Niños: No se han realizado estudios de farmacocinética en la población pediátrica.
Género: Las concentraciones plasmáticas de atorvastatina son diferentes en mujeres (aproximadamente 20% más elevadas para Cmáx., y 10% más bajas para ABC) que en los hombres. Sin embargo, no hubo diferencias clínicamente significativas en efectos de lípidos entre hombres y mujeres.
Insuficiencia renal: La enfermedad renal no tiene influencia sobre las concentraciones plasmáticas o sobre los efectos de lípidos de atorvastatina. Por lo tanto, el ajuste de dosis en pacientes con disfunción renal no es necesario (ver Dosis y vía de administración).
Hemodiálisis: Debido a que no se han realizado estudio en pacientes con enfermedad renal en etapa terminal, no se espera que la hemodiálisis mejore significativamente la depuración de atorvastatina debido al enlace extenso del fármaco a las proteínas plasmáticas.

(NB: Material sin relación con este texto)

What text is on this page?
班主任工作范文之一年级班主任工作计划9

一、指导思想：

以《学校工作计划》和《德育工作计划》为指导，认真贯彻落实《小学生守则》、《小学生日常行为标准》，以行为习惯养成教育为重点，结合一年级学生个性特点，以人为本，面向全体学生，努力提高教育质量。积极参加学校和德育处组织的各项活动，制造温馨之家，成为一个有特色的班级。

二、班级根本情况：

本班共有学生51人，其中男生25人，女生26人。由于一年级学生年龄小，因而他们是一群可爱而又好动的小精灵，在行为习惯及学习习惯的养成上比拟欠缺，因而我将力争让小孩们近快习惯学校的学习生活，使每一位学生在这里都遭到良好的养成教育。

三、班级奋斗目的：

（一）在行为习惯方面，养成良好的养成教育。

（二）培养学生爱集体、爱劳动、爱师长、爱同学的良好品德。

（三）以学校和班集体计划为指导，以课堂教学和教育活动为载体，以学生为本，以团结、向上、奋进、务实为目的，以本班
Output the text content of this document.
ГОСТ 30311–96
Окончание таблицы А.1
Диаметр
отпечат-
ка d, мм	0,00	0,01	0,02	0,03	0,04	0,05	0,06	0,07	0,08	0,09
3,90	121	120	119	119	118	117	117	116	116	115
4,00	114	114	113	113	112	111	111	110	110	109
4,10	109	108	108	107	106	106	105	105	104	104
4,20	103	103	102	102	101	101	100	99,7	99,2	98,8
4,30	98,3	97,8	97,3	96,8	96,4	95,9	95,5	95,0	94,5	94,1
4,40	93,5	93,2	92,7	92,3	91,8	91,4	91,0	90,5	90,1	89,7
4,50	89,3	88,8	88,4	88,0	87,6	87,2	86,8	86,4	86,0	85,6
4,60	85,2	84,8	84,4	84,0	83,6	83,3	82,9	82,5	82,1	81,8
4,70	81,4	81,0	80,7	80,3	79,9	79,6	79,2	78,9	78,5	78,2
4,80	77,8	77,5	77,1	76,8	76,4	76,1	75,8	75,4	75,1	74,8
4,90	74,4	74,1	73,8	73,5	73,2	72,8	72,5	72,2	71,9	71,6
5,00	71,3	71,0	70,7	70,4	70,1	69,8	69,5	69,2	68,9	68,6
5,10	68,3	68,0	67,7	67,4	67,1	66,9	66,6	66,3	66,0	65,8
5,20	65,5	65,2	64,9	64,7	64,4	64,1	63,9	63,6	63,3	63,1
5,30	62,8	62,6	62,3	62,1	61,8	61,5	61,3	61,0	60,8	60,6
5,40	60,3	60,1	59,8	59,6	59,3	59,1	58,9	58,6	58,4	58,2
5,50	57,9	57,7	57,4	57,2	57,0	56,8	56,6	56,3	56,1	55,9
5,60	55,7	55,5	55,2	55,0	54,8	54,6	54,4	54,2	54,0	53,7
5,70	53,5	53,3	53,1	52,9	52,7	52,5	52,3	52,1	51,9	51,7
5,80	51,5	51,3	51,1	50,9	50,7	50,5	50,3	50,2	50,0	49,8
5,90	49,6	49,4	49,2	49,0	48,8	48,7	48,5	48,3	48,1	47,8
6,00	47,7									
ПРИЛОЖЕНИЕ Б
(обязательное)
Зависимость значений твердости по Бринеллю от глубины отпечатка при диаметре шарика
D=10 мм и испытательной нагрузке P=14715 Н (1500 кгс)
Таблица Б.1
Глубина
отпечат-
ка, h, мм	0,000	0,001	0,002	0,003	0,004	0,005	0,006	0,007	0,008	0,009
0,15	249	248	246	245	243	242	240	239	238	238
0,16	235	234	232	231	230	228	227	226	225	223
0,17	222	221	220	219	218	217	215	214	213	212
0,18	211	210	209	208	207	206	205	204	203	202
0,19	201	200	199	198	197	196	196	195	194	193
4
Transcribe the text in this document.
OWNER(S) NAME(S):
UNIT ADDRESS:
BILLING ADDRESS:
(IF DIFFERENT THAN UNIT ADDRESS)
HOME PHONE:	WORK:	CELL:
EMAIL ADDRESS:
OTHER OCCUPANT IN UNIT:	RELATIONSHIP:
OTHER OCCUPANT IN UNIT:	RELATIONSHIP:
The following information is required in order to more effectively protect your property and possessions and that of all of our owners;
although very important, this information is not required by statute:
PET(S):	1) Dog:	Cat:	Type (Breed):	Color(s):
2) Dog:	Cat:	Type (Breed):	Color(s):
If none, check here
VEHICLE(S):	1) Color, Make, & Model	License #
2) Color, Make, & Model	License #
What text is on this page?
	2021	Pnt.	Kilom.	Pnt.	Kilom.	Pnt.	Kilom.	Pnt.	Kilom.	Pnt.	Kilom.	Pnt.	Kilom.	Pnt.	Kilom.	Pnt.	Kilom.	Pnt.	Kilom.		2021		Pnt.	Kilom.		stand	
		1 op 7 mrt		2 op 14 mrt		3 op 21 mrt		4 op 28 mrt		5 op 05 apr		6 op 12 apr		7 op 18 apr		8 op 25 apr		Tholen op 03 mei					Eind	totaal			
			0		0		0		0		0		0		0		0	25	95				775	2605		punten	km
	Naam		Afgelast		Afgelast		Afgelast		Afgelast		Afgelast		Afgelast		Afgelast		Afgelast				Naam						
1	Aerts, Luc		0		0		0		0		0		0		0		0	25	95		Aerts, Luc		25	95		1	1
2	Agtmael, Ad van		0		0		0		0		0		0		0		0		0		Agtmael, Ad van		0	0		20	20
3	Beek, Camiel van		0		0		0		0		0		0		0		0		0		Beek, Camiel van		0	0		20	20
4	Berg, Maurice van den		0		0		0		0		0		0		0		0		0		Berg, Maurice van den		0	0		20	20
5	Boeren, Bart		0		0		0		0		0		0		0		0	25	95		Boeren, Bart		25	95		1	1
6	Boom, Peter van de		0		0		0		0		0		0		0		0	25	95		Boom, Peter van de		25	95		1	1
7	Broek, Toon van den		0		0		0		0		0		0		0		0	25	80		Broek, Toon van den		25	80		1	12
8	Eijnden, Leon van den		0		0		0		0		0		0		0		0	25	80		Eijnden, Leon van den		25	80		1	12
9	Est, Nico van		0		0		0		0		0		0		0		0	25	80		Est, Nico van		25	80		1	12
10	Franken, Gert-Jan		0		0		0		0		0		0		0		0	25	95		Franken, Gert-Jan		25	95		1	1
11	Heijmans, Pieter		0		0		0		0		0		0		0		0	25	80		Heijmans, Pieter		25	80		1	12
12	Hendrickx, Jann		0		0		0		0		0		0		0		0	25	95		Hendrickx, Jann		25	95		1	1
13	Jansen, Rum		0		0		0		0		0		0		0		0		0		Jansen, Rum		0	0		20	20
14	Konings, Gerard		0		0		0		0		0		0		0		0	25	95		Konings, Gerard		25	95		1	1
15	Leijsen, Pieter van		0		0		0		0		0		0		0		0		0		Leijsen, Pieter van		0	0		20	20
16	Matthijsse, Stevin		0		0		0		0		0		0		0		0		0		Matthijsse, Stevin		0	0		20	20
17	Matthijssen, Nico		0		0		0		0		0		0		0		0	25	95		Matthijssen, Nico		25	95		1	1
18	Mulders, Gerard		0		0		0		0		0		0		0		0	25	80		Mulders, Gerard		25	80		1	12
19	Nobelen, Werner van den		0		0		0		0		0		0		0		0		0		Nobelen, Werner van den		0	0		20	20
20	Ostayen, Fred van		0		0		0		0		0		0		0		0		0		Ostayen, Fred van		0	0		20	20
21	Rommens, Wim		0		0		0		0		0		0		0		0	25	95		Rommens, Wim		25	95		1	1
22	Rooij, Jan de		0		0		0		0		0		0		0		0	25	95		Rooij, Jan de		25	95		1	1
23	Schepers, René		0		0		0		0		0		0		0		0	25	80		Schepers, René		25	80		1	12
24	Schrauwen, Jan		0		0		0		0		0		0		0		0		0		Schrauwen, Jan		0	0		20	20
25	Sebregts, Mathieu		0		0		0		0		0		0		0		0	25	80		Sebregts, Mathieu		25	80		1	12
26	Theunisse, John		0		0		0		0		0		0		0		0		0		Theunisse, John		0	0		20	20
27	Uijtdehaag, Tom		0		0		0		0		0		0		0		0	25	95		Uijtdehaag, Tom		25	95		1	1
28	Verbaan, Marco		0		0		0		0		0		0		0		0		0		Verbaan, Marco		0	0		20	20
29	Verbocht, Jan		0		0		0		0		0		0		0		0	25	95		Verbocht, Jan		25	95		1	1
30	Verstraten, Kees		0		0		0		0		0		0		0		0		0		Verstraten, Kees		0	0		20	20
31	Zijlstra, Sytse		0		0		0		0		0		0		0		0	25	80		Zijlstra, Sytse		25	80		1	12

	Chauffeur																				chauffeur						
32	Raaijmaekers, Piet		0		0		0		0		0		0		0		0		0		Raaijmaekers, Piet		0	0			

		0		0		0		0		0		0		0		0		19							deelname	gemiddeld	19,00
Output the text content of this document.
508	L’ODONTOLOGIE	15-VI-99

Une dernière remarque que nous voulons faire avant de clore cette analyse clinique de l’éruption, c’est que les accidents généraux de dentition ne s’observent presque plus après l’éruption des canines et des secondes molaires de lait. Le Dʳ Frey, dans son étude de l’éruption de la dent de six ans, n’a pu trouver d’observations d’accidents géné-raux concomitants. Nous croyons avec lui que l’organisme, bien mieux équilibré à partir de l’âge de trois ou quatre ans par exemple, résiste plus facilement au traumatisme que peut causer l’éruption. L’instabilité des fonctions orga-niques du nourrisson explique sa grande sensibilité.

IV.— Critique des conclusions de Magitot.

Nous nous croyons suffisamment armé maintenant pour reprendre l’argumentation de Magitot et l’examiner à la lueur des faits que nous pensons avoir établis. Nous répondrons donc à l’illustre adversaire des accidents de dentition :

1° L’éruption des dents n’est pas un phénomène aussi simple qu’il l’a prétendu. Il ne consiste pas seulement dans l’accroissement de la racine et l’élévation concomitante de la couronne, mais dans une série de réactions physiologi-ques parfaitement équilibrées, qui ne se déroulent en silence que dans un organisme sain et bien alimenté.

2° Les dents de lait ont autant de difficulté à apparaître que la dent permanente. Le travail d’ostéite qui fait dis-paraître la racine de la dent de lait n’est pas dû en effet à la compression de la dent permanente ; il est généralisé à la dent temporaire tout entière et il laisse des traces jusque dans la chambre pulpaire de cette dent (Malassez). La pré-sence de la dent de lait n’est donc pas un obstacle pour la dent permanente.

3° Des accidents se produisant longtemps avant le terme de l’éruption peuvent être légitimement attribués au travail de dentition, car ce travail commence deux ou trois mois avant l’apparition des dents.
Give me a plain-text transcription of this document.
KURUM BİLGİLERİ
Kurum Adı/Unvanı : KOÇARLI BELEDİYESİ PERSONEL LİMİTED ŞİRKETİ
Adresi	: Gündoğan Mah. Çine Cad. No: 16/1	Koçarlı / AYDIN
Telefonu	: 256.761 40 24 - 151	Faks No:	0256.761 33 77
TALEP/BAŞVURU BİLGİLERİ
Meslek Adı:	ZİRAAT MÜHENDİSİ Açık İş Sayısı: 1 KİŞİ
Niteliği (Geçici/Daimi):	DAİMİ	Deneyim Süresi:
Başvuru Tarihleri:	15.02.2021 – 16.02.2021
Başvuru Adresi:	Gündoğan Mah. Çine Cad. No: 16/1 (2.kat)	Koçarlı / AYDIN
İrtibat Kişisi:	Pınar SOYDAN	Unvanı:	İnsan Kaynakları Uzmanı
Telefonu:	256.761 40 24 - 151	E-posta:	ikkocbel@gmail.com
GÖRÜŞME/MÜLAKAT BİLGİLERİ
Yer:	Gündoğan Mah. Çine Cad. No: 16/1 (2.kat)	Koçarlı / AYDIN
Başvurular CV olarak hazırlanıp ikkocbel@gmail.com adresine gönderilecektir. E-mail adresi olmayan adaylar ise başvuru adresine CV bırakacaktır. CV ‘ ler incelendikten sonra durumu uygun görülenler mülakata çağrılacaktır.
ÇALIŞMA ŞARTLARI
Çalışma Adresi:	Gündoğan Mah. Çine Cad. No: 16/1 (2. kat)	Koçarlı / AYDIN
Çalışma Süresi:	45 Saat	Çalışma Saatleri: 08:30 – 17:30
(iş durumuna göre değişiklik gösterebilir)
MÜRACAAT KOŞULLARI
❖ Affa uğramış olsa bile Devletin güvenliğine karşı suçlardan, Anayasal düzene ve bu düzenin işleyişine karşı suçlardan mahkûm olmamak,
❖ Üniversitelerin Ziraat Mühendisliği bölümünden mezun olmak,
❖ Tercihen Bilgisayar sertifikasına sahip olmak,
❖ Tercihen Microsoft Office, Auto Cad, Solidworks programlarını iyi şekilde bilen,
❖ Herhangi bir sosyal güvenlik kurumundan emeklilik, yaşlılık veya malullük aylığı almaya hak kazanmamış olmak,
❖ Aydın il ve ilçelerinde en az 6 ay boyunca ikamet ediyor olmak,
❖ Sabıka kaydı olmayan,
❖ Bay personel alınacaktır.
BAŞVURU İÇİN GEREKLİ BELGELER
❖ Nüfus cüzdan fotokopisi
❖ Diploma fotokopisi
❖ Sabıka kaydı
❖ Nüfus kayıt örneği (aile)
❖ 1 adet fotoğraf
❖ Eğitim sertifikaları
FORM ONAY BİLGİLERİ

Insuficiencia hepática: Las concentraciones plasmáticas de atorvastatina están notablemente aumentadas (aproximadamente 16 veces en Cmáx., y 11 veces en ABC) en pacientes con enfermedad hepática alcohólica crónica (Child-Pugh B) (ver Contraindicaciones).
Interacciones medicamentosas: A continuación se resumen el efecto de los medicamentos administrados conjuntamente sobre la farmacocinética de la atorvastatina, así como el efecto de la atorvastatina sobre la farmacocinética de los medicamentos administrados conjuntamente (consulte la Sección 4.4 Advertencias y precauciones especiales para el uso y Interacción con otros productos medicinales y otras formas de interacción).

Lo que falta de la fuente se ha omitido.